Finding the cause of RuntimeError: Expected to mark a variable ready only once

Hurizma1003 · March 10, 2024, 12:40pm

i tried all solutions on setting static graph , unused parameters but no luck,
single gpu is running fine but getting error in multi-gpu training.

azj.n · April 17, 2024, 2:55pm

Hello, I am having the same problem with cagrad, how did you solve it?

azj.n · April 17, 2024, 3:25pm

does this work with MMDistributedDataParallel?

ptrblck · April 17, 2024, 4:23pm

I don’t know what MMDistributedDataParallel is and what the difference to DistributedDataParallel would be.

Michel-Liao · July 31, 2024, 6:30pm

Does DDP support multiple losses?
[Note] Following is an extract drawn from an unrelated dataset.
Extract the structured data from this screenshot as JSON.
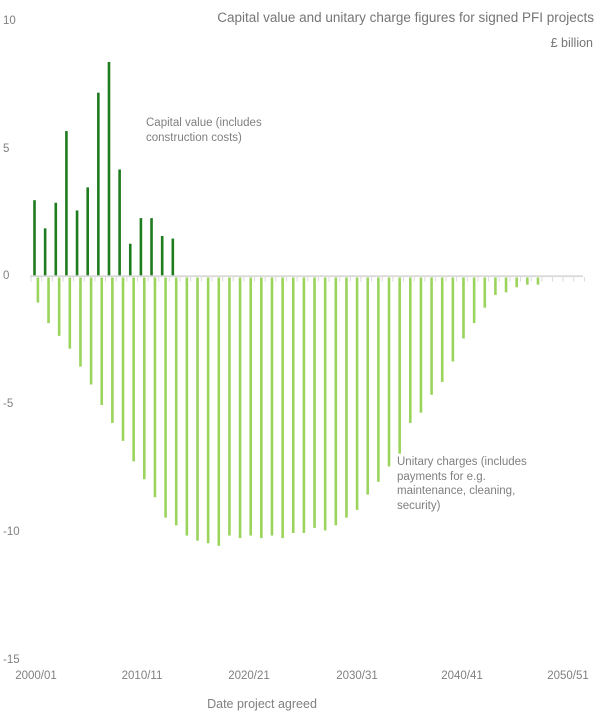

It seems like calling loss1.backward(retain_graph=True then loss2.backward() wouldn’t work because of checkpointing. I’m getting the same Runtime Error.

tengerye · December 28, 2024, 7:04pm

I encounter the same issue using Accelerate library from huggingface. Could someone illustrates the root cause of this issue please?

Why would an unused parameter cause the problem only with DDP?

ptrblck · December 28, 2024, 9:16pm

DDP reduces the gradients of all ranks during the backward pass and is thus expecting to use valid .grad attributes of all properly registered parameters.